In 1954 and 1955, high school phenom Wilt Chamberlain worked as a Borscht Belt bellhop at Kutsher’s for $13/week, plus tips. In addition to setting up mahjong tables, he stood outdoors and hoisted bags over his head to a partner on the second floor.
“Back then, other than Patrick Ewing being 7 feet tall, the students didn’t really know or care.”
— Chris Bisignano, Purchase College
Chamberlain became so close to owners Milton and Helen Kutsher that he considered them his “second mom and dad,” wrote Robert Cherry in Wilt: Larger Than Life.
The games also appealed to a less savory element: gamblers, who gravitated to basketball due in part to the game’s offensive barrage and the invention of the point spread.
Instead of asking players to lose, the fixers paid them to shave points and win by no more than five, for example.
When the law fingered the vaunted 1951 CCNY squad for chicanery, a plan allegedly hatched at Grossinger’s, the case exposed widespread corruption in college ball nationwide, at the time far more popular than the nascent NBA.

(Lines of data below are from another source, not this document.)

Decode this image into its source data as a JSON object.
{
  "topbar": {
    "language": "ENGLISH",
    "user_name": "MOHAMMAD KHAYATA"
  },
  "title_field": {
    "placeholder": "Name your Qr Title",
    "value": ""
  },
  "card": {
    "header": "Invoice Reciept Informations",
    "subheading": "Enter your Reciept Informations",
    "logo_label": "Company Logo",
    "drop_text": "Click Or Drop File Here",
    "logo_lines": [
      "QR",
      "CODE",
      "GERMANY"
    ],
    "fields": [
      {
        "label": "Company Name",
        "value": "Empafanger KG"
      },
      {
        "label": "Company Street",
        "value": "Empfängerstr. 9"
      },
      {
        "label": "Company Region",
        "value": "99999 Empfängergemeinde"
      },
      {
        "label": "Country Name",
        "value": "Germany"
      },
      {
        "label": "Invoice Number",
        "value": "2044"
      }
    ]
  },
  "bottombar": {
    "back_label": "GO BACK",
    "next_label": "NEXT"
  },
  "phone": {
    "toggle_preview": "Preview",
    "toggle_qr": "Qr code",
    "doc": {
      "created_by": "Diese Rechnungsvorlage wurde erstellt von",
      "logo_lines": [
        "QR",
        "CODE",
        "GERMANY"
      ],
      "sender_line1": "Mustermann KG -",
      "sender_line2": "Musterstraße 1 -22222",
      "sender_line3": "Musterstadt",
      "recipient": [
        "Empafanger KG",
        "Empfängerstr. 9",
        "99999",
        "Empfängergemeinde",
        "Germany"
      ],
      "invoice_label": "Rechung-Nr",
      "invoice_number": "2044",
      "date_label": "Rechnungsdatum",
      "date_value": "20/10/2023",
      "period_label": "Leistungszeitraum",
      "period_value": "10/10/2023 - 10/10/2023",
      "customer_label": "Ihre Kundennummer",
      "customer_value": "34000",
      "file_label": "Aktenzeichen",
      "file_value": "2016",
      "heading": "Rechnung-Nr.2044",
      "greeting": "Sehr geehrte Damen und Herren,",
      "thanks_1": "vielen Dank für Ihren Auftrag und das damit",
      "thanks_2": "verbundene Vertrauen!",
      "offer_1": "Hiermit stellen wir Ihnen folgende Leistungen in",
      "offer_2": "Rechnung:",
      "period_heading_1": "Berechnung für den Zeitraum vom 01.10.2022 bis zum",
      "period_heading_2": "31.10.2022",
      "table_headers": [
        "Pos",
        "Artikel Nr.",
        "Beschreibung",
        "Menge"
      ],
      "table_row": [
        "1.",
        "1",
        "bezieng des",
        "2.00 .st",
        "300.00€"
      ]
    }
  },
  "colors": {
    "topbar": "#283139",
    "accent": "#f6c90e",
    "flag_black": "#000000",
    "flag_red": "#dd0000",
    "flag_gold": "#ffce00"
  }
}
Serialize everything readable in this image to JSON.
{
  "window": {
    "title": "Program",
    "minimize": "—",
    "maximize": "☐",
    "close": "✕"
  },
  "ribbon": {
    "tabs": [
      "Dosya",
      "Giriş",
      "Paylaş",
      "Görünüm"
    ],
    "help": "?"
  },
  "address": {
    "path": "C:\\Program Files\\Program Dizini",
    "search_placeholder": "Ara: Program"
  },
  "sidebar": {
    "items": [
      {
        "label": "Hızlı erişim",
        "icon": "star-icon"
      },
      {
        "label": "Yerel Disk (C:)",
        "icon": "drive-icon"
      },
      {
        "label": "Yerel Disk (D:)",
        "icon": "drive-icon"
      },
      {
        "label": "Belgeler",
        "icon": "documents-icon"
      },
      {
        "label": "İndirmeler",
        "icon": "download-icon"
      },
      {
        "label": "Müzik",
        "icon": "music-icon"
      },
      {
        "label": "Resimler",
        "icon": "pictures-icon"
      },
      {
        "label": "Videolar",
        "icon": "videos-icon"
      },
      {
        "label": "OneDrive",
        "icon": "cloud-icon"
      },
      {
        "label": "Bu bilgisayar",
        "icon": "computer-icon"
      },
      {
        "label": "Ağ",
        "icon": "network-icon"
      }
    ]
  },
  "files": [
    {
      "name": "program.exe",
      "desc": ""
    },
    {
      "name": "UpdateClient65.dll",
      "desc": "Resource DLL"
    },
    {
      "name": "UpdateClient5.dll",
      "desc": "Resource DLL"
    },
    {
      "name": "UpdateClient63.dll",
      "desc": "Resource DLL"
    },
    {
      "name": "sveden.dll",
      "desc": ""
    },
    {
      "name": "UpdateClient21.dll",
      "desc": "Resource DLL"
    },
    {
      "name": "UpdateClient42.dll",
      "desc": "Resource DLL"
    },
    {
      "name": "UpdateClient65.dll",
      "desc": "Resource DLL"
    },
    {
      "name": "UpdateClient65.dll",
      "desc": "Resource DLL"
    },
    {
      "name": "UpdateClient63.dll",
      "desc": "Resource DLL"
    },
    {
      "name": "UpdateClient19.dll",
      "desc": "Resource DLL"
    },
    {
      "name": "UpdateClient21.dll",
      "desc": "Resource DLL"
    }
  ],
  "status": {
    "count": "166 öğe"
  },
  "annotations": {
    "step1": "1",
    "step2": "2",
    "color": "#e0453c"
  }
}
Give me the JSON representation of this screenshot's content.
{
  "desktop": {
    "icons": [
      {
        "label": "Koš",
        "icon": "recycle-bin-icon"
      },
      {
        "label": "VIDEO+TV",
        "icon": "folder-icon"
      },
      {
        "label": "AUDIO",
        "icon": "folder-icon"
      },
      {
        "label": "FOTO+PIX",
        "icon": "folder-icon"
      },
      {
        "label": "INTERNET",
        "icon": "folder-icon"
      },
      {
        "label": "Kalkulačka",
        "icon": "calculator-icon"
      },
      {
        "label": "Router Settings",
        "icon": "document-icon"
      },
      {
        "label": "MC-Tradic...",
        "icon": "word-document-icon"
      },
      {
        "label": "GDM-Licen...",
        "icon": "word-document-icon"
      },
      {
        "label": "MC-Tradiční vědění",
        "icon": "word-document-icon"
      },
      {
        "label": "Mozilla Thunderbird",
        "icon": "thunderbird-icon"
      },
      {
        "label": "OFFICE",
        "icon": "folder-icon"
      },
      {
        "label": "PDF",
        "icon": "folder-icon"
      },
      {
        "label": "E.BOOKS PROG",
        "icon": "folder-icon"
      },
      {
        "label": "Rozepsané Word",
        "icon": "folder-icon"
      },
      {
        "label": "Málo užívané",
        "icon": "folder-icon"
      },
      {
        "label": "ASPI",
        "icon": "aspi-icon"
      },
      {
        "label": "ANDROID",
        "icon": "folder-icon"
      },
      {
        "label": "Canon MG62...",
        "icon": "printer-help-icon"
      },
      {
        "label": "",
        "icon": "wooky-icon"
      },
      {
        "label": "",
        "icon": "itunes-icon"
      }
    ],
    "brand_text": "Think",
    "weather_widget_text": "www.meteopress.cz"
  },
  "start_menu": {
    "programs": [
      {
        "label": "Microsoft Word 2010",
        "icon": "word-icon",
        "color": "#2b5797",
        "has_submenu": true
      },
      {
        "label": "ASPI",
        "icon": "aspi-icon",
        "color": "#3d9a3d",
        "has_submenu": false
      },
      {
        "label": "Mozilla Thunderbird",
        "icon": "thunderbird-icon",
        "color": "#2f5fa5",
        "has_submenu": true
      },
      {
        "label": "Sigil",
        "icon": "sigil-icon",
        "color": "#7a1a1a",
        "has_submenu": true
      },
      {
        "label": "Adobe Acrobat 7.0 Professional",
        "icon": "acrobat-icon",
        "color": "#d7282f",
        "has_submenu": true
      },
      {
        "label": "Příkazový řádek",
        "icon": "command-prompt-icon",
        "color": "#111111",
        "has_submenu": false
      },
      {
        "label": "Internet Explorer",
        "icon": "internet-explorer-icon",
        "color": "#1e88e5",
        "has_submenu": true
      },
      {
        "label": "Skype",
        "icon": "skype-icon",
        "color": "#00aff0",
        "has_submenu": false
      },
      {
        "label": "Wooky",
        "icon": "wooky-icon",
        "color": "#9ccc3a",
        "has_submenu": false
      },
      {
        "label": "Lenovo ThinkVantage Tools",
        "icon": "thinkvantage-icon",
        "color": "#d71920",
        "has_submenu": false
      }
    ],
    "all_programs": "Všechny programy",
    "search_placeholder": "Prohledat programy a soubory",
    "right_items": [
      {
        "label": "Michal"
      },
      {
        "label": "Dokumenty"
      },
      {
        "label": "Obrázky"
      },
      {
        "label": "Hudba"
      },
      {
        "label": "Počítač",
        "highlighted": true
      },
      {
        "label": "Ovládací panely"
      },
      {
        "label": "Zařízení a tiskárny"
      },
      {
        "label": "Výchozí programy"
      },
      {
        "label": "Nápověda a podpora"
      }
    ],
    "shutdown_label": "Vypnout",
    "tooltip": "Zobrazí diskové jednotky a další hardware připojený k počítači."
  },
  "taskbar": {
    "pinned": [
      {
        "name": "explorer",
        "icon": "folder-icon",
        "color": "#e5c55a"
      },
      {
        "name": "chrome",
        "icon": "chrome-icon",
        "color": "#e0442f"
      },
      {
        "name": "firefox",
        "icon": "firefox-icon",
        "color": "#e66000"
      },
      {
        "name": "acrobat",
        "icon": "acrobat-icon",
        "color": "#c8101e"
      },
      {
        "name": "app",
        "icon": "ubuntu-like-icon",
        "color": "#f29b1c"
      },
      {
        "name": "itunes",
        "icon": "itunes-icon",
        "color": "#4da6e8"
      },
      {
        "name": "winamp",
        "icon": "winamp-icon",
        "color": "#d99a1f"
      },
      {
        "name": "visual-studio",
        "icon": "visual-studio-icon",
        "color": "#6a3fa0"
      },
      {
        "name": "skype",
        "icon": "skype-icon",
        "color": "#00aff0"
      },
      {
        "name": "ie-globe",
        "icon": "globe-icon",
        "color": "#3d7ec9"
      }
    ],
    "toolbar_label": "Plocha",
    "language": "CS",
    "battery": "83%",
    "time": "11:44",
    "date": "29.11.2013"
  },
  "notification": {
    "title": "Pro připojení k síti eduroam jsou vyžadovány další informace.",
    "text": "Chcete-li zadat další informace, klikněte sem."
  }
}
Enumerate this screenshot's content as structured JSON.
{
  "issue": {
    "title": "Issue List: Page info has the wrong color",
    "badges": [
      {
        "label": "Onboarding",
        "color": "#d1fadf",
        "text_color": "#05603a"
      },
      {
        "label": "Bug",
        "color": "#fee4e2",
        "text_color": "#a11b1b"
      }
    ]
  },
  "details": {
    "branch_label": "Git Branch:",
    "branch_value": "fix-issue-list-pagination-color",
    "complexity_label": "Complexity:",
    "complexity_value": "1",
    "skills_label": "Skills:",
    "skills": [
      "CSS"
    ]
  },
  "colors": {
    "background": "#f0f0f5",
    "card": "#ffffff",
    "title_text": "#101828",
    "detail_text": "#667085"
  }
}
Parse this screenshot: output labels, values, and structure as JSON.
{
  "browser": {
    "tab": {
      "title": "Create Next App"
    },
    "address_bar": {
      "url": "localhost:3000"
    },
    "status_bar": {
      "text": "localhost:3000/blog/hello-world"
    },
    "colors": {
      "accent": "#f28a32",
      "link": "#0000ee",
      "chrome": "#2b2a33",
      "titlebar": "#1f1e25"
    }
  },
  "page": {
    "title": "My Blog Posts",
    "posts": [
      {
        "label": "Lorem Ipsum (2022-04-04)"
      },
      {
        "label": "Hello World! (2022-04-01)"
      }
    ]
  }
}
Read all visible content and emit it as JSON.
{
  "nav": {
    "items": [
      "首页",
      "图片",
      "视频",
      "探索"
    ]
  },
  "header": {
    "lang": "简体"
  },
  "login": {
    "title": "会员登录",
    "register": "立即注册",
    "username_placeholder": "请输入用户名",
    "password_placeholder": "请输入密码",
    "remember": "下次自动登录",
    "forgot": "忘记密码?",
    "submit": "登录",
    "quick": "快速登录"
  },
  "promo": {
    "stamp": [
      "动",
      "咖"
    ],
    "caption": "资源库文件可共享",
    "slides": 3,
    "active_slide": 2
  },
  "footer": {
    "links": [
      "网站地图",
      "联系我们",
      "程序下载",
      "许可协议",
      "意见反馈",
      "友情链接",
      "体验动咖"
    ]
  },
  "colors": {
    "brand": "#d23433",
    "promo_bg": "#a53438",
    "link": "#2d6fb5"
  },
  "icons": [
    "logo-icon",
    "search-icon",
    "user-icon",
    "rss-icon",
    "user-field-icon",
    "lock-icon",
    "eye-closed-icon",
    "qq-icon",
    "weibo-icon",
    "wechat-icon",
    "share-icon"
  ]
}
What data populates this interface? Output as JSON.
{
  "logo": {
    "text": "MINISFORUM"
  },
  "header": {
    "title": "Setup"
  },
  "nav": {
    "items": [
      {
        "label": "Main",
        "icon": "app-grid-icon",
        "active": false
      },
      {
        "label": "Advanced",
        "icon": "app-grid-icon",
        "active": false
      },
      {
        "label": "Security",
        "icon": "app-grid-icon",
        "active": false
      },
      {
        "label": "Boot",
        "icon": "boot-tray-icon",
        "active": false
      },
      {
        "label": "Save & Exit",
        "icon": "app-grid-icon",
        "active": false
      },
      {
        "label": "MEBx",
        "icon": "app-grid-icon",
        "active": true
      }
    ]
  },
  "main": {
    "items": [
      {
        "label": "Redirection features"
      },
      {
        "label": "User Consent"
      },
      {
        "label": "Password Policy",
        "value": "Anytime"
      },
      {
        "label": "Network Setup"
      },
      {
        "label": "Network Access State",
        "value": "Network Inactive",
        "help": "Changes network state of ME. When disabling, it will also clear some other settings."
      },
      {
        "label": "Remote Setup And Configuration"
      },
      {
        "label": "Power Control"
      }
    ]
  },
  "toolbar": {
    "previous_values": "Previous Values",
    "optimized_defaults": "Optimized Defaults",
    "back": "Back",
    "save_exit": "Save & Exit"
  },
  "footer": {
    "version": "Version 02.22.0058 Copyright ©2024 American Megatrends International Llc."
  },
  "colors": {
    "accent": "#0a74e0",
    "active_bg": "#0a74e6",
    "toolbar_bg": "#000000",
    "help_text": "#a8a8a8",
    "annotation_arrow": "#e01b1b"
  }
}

The Knicks — who trained at Bear Mountain in 1950 — returned to the Hudson Valley in 1987, when they rented space at Purchase College and stayed until 2001, spending $1 million renovating the gym, adding offices and replacing one of the courts. Once a year, the Knicks opened practices to sign autographs and give out swag.
“Nowadays, students would mob them,” said Chris Bisignano, Purchase College’s director of athletics. “Back then, other than Patrick Ewing being 7 feet tall, the students didn’t really know or care.”
Hockey
In 1981, the New York Rangers signed a lease to skate and maintain offices at Rye Playland through 1999.
“It’s a grand old facility,” team President and General Manager Neil Smith told The New York Times in 1993. “Mentally it takes us away from the rush and push of New York City.” The next year, they won the Stanley Cup.
Football
From 1935 to 1938, the New York Football Giants held preseason practice at Blue Hill Country Club in Pearl River, and moved to Bear Mountain during World War II in 1943.
After hopscotching around the country, they camped at Pace University from 1975 to 1987.
The team eventually settled at Albany from 1996 to 2012 (except for the 2011 lockout), practicing outdoors, staying in the dorms, and requiring players to sign autographs. In their final season upstate, they attracted 37,684 fans.
The New York Jets also trained at Bear Mountain (1961) and the now-defunct Peekskill Military Academy (1963 to 1967).
Baseball
During World War II, the Brooklyn Dodgers held “spring” training at Bear Mountain. Snow sometimes blanketed the field.
Inside the rustic Bear Mountain Inn, before it closed due to COVID-19, the 1915 Restaurant set a table in honor of Jackie Robinson. Visitors can view a replica of his jersey, a photo of Robinson on the premises in August 1949, and details of his visits to the location.